With the Raiders deciding to leave Oakland for a $1.9-billion football stadium in Las Vegas, the carousel of moves and threats to move by California’s professional sports teams appears to be slowing down. So too does all the action in the state Legislature designed to help build new stadiums.

Since 2009, state lawmakers have tried to make it easier to build new football stadiums in the San Gabriel Valley, San Diego and downtown Los Angeles, and basketball arenas in Sacramento and San Francisco. Although many of the bills were passed during frantic, dead-of-the-night gambits to meet state budget or end-of-session deadlines, with the exception of legislation for a new Sacramento Kings arena, lawmakers don’t have much to show for their efforts.

“I think when you have an opportunity to create significant economic development in our state that it is worth trying,” said Sacramento Mayor Darrell Steinberg, who led the state Senate from 2008 to 2014 and was at the center of many of the bills to speed the development process for stadiums. “Sometimes you succeed, sometimes you don’t. And you know for sure when you don’t try, you have no chance.”

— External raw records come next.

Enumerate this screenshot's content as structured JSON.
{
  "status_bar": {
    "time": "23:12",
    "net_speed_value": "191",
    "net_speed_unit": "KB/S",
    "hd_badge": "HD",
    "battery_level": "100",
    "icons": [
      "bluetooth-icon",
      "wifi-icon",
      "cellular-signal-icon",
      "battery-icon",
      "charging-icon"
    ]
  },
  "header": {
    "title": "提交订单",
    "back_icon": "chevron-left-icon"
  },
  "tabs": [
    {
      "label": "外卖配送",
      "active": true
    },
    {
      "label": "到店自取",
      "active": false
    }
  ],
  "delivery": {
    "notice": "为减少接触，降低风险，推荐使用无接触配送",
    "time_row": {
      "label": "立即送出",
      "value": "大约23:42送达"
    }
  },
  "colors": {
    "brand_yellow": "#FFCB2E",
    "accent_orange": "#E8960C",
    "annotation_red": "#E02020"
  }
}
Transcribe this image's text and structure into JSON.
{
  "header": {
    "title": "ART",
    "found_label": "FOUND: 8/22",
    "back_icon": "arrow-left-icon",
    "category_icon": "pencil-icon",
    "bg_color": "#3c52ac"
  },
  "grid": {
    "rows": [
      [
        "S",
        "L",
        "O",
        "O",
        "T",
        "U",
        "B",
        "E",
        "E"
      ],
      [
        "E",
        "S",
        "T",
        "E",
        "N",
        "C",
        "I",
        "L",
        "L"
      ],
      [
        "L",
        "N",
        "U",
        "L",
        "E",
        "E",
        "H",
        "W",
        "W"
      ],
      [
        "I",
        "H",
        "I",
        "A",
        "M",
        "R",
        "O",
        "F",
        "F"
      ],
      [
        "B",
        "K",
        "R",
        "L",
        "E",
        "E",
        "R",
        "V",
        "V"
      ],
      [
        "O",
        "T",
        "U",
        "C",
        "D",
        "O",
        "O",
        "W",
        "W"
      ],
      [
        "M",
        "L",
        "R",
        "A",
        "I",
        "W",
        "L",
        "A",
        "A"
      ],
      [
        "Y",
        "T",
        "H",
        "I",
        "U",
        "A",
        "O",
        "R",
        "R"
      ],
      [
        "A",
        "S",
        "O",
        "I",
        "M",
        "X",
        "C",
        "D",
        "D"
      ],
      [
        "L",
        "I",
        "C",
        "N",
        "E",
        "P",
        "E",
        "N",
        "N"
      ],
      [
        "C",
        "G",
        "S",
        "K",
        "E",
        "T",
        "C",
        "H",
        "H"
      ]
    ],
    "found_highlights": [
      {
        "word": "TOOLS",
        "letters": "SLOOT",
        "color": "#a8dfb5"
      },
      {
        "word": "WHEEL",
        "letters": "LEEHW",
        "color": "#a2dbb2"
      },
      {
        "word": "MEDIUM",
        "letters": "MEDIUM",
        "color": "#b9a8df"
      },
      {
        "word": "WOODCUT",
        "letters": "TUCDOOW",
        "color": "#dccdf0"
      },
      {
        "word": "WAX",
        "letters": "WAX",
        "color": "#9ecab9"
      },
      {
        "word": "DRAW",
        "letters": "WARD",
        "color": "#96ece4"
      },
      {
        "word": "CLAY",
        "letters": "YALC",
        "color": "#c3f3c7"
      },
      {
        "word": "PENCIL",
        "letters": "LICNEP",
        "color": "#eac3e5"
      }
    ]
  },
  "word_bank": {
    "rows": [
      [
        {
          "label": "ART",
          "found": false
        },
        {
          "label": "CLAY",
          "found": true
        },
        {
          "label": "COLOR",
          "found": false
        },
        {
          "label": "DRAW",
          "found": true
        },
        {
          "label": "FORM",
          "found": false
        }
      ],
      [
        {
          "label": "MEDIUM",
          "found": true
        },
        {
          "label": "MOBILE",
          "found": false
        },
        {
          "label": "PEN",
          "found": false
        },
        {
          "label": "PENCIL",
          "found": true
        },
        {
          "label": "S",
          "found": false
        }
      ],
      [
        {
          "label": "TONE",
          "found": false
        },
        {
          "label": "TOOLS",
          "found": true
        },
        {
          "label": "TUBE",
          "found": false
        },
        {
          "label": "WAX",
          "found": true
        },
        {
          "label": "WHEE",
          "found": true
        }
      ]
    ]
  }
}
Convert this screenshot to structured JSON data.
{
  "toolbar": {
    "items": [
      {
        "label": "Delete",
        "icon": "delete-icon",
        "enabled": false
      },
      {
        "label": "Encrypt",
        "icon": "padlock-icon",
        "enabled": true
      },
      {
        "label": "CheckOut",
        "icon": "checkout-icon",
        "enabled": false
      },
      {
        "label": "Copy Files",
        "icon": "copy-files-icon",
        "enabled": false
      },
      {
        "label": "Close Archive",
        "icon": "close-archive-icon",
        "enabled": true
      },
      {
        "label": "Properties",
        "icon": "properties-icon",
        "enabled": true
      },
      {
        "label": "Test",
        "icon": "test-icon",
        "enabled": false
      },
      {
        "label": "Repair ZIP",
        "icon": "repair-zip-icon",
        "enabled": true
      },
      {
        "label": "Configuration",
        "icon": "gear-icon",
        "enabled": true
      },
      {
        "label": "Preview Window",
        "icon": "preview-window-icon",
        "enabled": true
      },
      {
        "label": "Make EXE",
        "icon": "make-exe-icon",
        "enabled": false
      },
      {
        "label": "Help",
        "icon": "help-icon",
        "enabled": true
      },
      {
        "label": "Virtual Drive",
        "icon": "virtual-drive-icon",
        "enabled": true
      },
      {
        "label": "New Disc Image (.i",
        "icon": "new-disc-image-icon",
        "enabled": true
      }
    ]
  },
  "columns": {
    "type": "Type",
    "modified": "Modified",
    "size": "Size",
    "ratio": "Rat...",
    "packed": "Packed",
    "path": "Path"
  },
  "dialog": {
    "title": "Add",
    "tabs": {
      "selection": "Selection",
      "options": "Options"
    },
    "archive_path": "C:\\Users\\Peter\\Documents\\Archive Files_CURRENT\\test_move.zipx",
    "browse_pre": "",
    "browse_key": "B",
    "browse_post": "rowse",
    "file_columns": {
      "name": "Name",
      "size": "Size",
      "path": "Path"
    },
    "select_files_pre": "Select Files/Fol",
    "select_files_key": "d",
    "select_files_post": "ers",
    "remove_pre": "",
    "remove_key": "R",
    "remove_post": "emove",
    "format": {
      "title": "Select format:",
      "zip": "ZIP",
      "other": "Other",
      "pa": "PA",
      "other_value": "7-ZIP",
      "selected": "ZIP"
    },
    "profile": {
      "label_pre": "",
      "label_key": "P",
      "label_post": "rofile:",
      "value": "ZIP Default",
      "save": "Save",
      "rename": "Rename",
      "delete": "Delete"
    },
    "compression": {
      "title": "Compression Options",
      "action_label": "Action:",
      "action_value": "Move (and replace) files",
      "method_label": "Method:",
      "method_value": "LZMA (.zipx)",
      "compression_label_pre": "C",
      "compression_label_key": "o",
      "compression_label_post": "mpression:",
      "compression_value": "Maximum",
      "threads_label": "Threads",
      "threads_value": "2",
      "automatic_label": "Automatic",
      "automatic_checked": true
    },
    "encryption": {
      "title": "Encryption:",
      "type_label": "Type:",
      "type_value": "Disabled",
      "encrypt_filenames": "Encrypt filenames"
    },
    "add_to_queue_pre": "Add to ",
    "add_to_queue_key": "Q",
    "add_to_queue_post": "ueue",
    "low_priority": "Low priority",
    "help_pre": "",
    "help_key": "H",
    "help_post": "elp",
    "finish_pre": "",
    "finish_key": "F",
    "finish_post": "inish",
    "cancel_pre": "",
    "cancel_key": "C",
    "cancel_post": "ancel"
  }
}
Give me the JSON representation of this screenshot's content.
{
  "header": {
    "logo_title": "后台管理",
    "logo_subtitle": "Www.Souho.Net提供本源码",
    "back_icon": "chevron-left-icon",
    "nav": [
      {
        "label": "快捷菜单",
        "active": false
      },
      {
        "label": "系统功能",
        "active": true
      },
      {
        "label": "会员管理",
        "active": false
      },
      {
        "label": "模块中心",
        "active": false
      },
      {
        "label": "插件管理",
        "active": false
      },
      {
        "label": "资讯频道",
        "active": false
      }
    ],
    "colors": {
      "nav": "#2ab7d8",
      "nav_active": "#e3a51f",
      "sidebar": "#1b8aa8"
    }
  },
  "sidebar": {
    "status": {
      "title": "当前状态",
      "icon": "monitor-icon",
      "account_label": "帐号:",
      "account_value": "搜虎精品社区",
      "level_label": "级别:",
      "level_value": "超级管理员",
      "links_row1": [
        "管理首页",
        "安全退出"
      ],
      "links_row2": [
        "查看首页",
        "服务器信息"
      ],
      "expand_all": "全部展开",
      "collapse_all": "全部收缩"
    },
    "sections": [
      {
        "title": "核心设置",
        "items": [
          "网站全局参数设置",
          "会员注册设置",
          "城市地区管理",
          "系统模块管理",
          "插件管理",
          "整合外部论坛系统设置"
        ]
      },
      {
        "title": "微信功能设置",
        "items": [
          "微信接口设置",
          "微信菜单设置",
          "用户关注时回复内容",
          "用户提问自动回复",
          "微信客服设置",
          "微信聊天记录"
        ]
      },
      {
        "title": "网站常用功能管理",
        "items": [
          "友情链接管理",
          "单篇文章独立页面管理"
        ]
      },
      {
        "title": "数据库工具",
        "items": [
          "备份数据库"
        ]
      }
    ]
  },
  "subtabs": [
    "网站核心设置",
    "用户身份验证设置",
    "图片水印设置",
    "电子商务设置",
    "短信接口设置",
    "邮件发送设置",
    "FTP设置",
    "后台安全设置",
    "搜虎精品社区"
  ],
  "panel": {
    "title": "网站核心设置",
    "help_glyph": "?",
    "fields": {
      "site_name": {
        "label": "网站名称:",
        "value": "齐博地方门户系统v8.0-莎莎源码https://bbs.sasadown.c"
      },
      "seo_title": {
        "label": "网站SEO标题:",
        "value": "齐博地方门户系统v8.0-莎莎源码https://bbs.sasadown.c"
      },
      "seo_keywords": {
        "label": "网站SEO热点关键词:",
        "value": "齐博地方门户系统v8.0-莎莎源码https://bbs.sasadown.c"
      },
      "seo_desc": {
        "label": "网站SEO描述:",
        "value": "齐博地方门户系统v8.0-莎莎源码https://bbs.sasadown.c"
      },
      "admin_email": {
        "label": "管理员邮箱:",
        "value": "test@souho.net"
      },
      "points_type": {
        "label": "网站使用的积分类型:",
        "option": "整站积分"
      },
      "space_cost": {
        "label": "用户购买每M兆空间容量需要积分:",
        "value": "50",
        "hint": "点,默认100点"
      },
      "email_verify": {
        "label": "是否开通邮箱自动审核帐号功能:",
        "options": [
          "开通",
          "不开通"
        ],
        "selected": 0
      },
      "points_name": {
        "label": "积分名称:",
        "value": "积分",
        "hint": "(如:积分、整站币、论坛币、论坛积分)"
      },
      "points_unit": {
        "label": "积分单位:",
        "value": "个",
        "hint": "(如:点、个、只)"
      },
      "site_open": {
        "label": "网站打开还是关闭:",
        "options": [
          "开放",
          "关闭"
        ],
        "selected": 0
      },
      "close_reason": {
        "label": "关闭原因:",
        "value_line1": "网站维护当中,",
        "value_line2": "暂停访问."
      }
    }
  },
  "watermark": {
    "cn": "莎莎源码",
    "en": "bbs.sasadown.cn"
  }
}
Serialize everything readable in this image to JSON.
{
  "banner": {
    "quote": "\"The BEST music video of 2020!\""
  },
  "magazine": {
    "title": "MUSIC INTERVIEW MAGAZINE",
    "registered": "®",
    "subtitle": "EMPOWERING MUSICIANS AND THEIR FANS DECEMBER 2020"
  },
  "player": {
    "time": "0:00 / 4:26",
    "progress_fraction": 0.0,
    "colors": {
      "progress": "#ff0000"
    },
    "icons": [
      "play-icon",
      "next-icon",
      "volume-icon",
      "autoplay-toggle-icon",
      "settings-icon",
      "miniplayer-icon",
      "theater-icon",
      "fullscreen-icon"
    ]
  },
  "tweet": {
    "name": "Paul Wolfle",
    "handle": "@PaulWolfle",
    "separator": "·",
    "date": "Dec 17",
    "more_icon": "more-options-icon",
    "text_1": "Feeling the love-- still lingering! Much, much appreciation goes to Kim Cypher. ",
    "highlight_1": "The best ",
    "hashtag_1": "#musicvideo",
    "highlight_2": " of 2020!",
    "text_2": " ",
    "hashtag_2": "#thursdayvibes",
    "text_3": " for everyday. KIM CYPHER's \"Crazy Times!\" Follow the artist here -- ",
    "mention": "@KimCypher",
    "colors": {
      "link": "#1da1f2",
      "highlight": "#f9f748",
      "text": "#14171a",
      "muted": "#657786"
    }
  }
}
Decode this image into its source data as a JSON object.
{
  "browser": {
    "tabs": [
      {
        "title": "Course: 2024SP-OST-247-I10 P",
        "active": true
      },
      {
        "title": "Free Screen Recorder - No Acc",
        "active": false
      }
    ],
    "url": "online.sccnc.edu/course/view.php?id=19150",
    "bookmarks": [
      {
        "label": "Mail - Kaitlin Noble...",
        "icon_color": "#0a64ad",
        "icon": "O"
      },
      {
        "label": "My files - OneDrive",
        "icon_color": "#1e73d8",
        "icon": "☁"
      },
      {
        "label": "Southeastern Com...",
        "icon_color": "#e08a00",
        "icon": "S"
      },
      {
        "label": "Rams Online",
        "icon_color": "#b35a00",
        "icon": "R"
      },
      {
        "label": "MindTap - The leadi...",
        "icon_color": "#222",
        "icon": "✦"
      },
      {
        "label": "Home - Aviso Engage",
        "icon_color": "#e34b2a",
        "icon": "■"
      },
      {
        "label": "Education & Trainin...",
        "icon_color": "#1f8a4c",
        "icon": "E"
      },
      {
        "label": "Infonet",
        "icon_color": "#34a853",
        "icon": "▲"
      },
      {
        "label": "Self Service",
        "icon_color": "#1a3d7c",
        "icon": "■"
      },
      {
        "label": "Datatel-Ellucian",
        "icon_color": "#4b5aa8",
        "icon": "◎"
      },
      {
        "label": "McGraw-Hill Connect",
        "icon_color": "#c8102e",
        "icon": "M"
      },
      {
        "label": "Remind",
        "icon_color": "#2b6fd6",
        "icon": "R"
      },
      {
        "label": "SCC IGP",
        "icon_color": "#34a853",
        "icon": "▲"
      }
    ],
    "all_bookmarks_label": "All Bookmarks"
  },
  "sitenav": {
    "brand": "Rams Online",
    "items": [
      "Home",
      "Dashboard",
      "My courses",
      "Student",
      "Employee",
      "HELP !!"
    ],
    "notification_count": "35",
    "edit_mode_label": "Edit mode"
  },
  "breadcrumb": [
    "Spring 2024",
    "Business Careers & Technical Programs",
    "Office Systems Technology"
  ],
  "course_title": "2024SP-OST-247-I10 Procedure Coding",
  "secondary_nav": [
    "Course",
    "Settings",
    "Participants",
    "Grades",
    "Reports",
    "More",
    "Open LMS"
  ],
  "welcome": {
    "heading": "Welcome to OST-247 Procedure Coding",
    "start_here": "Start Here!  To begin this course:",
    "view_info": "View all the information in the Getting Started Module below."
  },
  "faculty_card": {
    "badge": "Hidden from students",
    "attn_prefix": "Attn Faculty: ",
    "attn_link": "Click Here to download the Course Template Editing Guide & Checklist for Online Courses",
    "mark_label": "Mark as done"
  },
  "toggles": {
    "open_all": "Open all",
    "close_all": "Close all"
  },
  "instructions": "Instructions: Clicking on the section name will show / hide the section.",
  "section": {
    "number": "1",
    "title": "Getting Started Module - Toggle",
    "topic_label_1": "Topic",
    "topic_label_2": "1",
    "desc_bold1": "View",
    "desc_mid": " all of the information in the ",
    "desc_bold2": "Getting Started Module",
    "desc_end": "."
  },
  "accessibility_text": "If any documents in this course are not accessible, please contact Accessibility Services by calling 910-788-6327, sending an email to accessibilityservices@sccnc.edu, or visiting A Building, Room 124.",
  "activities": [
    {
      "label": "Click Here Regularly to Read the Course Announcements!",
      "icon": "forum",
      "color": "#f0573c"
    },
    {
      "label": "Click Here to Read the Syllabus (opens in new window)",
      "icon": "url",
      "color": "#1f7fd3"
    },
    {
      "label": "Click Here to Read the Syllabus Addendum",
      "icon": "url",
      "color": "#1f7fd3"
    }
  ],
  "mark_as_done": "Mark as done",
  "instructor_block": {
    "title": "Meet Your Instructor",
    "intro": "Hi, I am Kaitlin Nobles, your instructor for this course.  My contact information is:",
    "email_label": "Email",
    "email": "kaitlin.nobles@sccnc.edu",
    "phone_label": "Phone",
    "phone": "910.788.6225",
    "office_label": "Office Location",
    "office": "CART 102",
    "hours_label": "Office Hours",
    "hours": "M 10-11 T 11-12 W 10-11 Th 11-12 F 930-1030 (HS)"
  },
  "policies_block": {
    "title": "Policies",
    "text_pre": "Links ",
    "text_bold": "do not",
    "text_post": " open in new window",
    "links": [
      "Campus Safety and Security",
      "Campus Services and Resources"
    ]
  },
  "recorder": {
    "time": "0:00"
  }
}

None of the football stadiums lawmakers passed special legislation to benefit since 2009 were built. The Rams-Chargers stadium now under construction in Inglewood bypassed help from lawmakers, following a strategy that involved collecting signatures from residents supporting the project. This method allowed Inglewood’s City Council to approve the stadium just six weeks after the team unveiled plans — far quicker than most of the bills legislators passed would have.